На борт поднялись взводы военной полиции. Как и моряки, которые атаковали евреев на «Исходе» в палестинских водах, полицейские были в касках, прикрывались небольшими кожаными щитами и держали в руках дубинки. Военные начали пинать лежащих мужчин. Женщины и дети плакали. Громкая музыка с причала заглушала плач и стоны.
На двух судах сопротивление оказалось недолгим, но на борту «Раннимед Парк» разгорелся настоящий бой, который длился тридцать пять минут. Полицейские, в которых летели консервные банки и куски железа, оторванные от клеток, реагировали спокойно и методично: пожарные шланги, гранаты со слезоточивым газом, дубинки. Танцевальная музыка на причале стихла. Чуть позже послышался рев сирен карет «скорой помощи». А пассажиров двух первых судов уже увозили грузовики.
У меня перед глазами лежит фотография, сделанная в то утро на вокзале Гамбурга. По перрону маршируют уходящие полицейские в касках – они выполнили свою миссию. У перрона стоит вагон с зарешеченными окнами. За решетками видны лица стоящих мужчин и женщин. Век от века у пленников одно и то же выражение лиц, те же руки, вцепившиеся в решетку. Мрачная ирония состоит в том, что Европа прошла огонь и искупалась в крови, чтобы жертвы попали в новое рабство.
Мир концентрационных лагерей жесток. Они были полезным изобретением. В них содержались евреи, военнопленные и гражданские лица разных национальностей. Почему бы теперь снова не поместить туда евреев? Для сторожевых собак, круживших вдоль колючей проволоки, ничего не изменилось. На тех же местах стоят сторожевые вышки с прожекторами и пулеметами.
Все та же рутина по прибытии в лагерь: дезинфекция с помощью инсектицида, выяснение личности. Бывшие пассажиры «Исхода» отказывались отвечать на вопросы или называли себя Адольфом Гитлером или Даффом Купером. Их распределили по лагерям в Любеке, Амстау и Поппендорфе.

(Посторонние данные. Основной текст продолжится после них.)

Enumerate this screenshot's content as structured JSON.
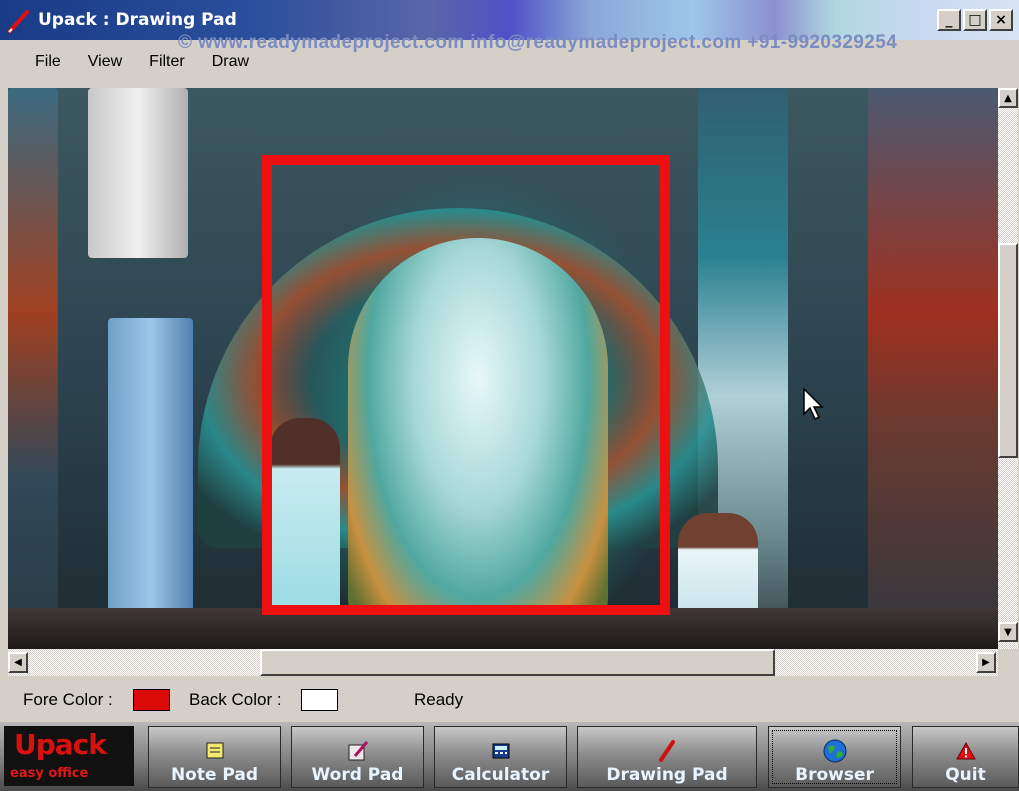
{
  "window": {
    "title": "Upack : Drawing Pad"
  },
  "window_controls": {
    "minimize": "_",
    "maximize": "□",
    "close": "×"
  },
  "menu": [
    "File",
    "View",
    "Filter",
    "Draw"
  ],
  "watermark": "© www.readymadeproject.com info@readymadeproject.com +91-9920329254",
  "status": {
    "fore_label": "Fore Color :",
    "back_label": "Back Color :",
    "fore_color": "#dd0a0a",
    "back_color": "#ffffff",
    "state": "Ready"
  },
  "taskbar": {
    "brand_title": "Upack",
    "brand_subtitle": "easy office",
    "buttons": [
      "Note Pad",
      "Word Pad",
      "Calculator",
      "Drawing Pad",
      "Browser",
      "Quit"
    ]
  },
  "selection": {
    "color": "#ee1010"
  }
}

Способность человека приспосабливаться невероятна. В Поппендорфе, через несколько недель после размещения за колючей проволокой, был избран староста, некто Гед. Он организовал детский сад, создал секцию гимнастики, оркестр и хор. Время от времени британские власти делали новые предложения:
– Если хотите, доставим вас во Францию, где вы найдете работу.

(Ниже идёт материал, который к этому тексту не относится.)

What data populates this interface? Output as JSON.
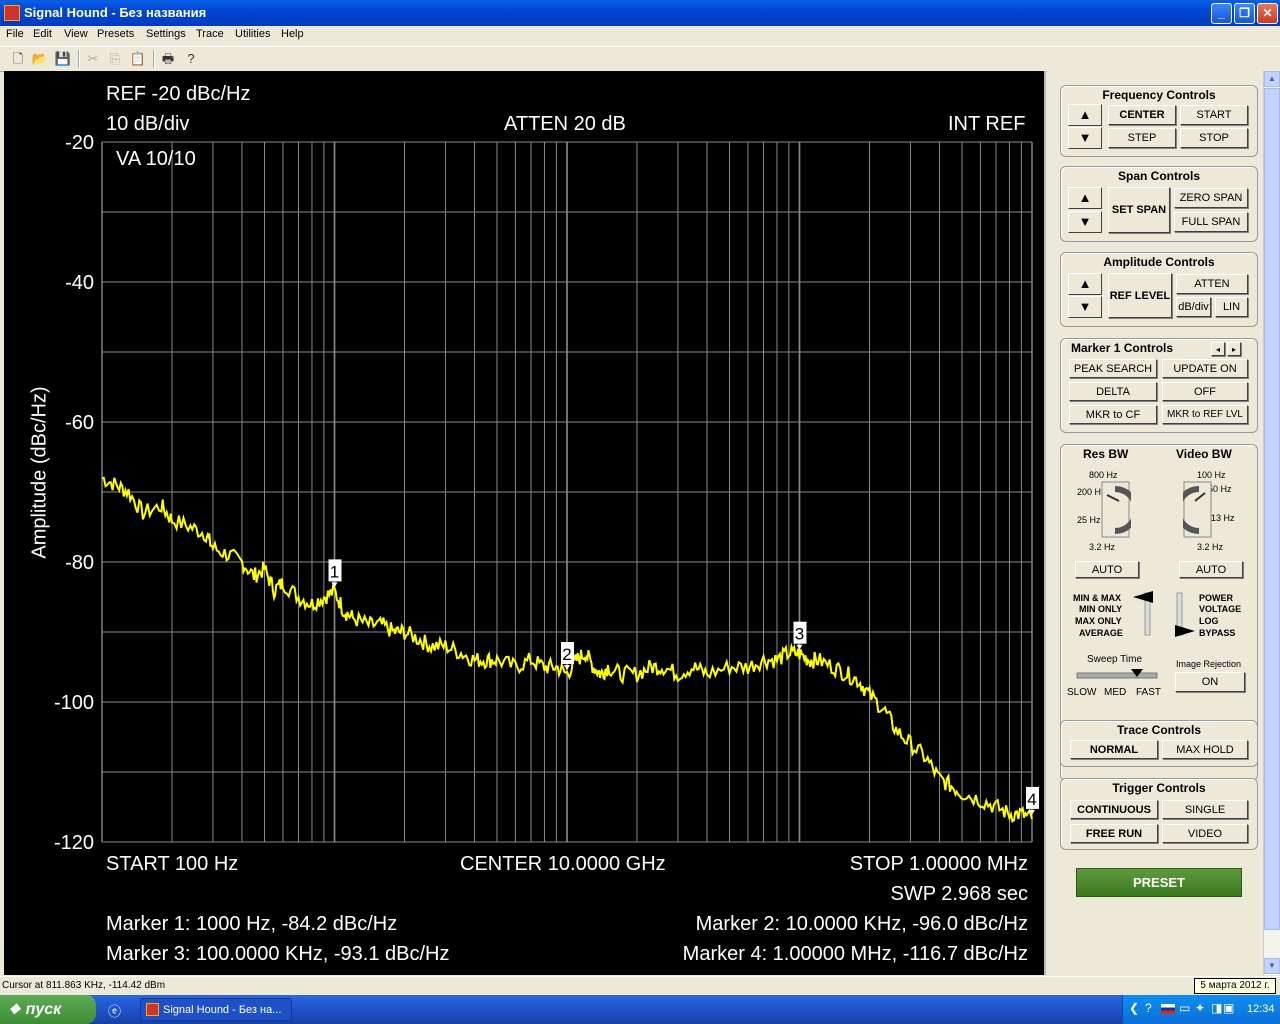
{
  "window": {
    "title": "Signal Hound - Без названия"
  },
  "menu": [
    "File",
    "Edit",
    "View",
    "Presets",
    "Settings",
    "Trace",
    "Utilities",
    "Help"
  ],
  "display": {
    "ref": "REF -20 dBc/Hz",
    "scale": "10 dB/div",
    "atten": "ATTEN 20 dB",
    "int_ref": "INT REF",
    "va": "VA 10/10",
    "start": "START 100 Hz",
    "center": "CENTER 10.0000 GHz",
    "stop": "STOP 1.00000 MHz",
    "sweep": "SWP 2.968 sec",
    "ylabel": "Amplitude (dBc/Hz)",
    "markers_text": [
      "Marker 1: 1000 Hz, -84.2 dBc/Hz",
      "Marker 2: 10.0000 KHz, -96.0 dBc/Hz",
      "Marker 3: 100.0000 KHz, -93.1 dBc/Hz",
      "Marker 4: 1.00000 MHz, -116.7 dBc/Hz"
    ]
  },
  "chart_data": {
    "type": "line",
    "x_scale": "log",
    "xlim": [
      100,
      1000000
    ],
    "ylim": [
      -120,
      -20
    ],
    "yticks": [
      -20,
      -40,
      -60,
      -80,
      -100,
      -120
    ],
    "trace_color": "#ffff00",
    "series": [
      {
        "x": [
          100,
          115,
          130,
          150,
          180,
          200,
          240,
          280,
          300,
          350,
          400,
          450,
          500,
          550,
          600,
          700,
          800,
          900,
          1000,
          1100,
          1200,
          1400,
          1600,
          1800,
          2000,
          2300,
          2600,
          3000,
          3500,
          4000,
          4500,
          5000,
          6000,
          7000,
          8000,
          9000,
          10000,
          11000,
          12000,
          13000,
          14000,
          15000,
          17000,
          20000,
          23000,
          26000,
          30000,
          35000,
          40000,
          50000,
          60000,
          70000,
          80000,
          90000,
          100000,
          110000,
          120000,
          140000,
          160000,
          180000,
          200000,
          230000,
          260000,
          300000,
          350000,
          400000,
          450000,
          500000,
          600000,
          700000,
          800000,
          900000,
          1000000
        ],
        "y": [
          -68,
          -69,
          -70,
          -73,
          -72,
          -74,
          -75,
          -76,
          -78,
          -79,
          -80,
          -82,
          -81,
          -84,
          -83,
          -85,
          -86,
          -85,
          -84.2,
          -87,
          -88,
          -89,
          -89,
          -90,
          -90,
          -91,
          -92,
          -92,
          -93,
          -94,
          -94,
          -94,
          -95,
          -94,
          -95,
          -95,
          -96,
          -94,
          -93,
          -95,
          -96,
          -95,
          -96,
          -96,
          -95,
          -95,
          -96,
          -95,
          -96,
          -95,
          -95,
          -94,
          -94,
          -93,
          -93.1,
          -94,
          -94,
          -95,
          -96,
          -97,
          -99,
          -101,
          -104,
          -106,
          -108,
          -111,
          -112,
          -113,
          -114,
          -115,
          -116,
          -116,
          -116.7
        ]
      }
    ],
    "markers": [
      {
        "label": "1",
        "x": 1000,
        "y": -84.2
      },
      {
        "label": "2",
        "x": 10000,
        "y": -96.0
      },
      {
        "label": "3",
        "x": 100000,
        "y": -93.1
      },
      {
        "label": "4",
        "x": 1000000,
        "y": -116.7
      }
    ]
  },
  "panel": {
    "freq": {
      "title": "Frequency Controls",
      "center": "CENTER",
      "start": "START",
      "step": "STEP",
      "stop": "STOP"
    },
    "span": {
      "title": "Span Controls",
      "set_span": "SET SPAN",
      "zero_span": "ZERO SPAN",
      "full_span": "FULL SPAN"
    },
    "amp": {
      "title": "Amplitude Controls",
      "ref_level": "REF LEVEL",
      "atten": "ATTEN",
      "dbdiv": "dB/div",
      "lin": "LIN"
    },
    "marker": {
      "title": "Marker 1 Controls",
      "peak": "PEAK SEARCH",
      "update": "UPDATE ON",
      "delta": "DELTA",
      "off": "OFF",
      "mkr_cf": "MKR to CF",
      "mkr_ref": "MKR to REF LVL"
    },
    "bw": {
      "res_title": "Res BW",
      "video_title": "Video BW",
      "res_ticks": [
        "800 Hz",
        "200 Hz",
        "25 Hz",
        "3.2 Hz"
      ],
      "video_ticks": [
        "100 Hz",
        "50 Hz",
        "13 Hz",
        "3.2 Hz"
      ],
      "res_auto": "AUTO",
      "video_auto": "AUTO",
      "detector": [
        "MIN & MAX",
        "MIN ONLY",
        "MAX ONLY",
        "AVERAGE"
      ],
      "scale": [
        "POWER",
        "VOLTAGE",
        "LOG",
        "BYPASS"
      ],
      "sweep_title": "Sweep Time",
      "sweep_labels": [
        "SLOW",
        "MED",
        "FAST"
      ],
      "image_title": "Image Rejection",
      "image_btn": "ON"
    },
    "trace": {
      "title": "Trace Controls",
      "normal": "NORMAL",
      "maxhold": "MAX HOLD"
    },
    "trigger": {
      "title": "Trigger Controls",
      "continuous": "CONTINUOUS",
      "single": "SINGLE",
      "freerun": "FREE RUN",
      "video": "VIDEO"
    },
    "preset": "PRESET"
  },
  "status": {
    "cursor": "Cursor at 811.863 KHz, -114.42 dBm",
    "date": "5 марта 2012 г."
  },
  "taskbar": {
    "start": "пуск",
    "task": "Signal Hound - Без на...",
    "time": "12:34"
  }
}
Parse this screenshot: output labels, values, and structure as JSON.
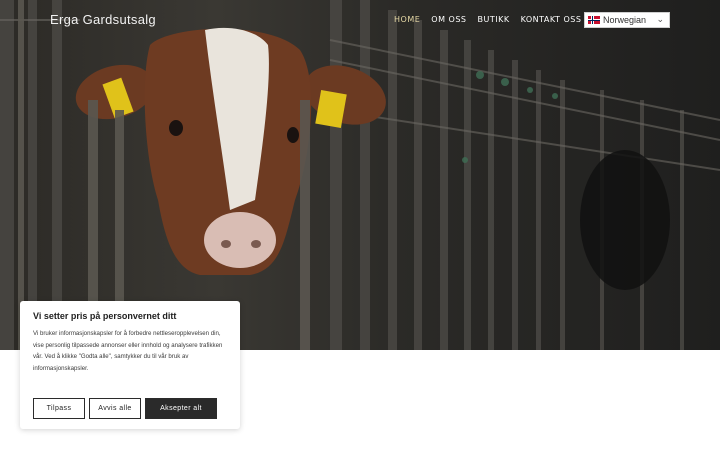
{
  "site": {
    "title": "Erga Gardsutsalg"
  },
  "nav": {
    "items": [
      {
        "label": "HOME"
      },
      {
        "label": "OM OSS"
      },
      {
        "label": "BUTIKK"
      },
      {
        "label": "KONTAKT OSS"
      }
    ]
  },
  "language": {
    "selected": "Norwegian",
    "flag_icon": "norway-flag-icon"
  },
  "cookie": {
    "title": "Vi setter pris på personvernet ditt",
    "body": "Vi bruker informasjonskapsler for å forbedre nettleseropplevelsen din, vise personlig tilpassede annonser eller innhold og analysere trafikken vår. Ved å klikke \"Godta alle\", samtykker du til vår bruk av informasjonskapsler.",
    "customize": "Tilpass",
    "reject": "Avvis alle",
    "accept": "Aksepter alt"
  },
  "colors": {
    "accent_nav": "#e6d9a6",
    "button_dark": "#2a2a2a"
  }
}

– Мы хотим работать только на родине.
Подобное упрямство заключенным Поппендорфа с рук не сошло: им уменьшили дневной рацион, состоявший из двух ломтей черного хлеба, намазанного жиром, утром и вечером, а также кукурузного пудинга на обед.
– Лучше, чем в Аушвице, – шутили заключенные.
Наступила осень. В последний день ноября 1947 года британские охранники объявили своим пленникам, что ООН решила разделить Палестину между арабами и евреями:
– Теперь можете возвращаться на родину.
Люди, оторванные от своей земли, не имевшие ни прав, ни денег, до дна испившие кубок горечи, жили лишь одной необоримой надеждой. Англичане покинули Палестину 15 мая 1948 года. Последние пассажиры «Исхода» высадились в Хайфе 3 сентября 1948 года. Лишенные всего, они обрели родину своих предков, которые покинули ее около двух тысяч лет назад.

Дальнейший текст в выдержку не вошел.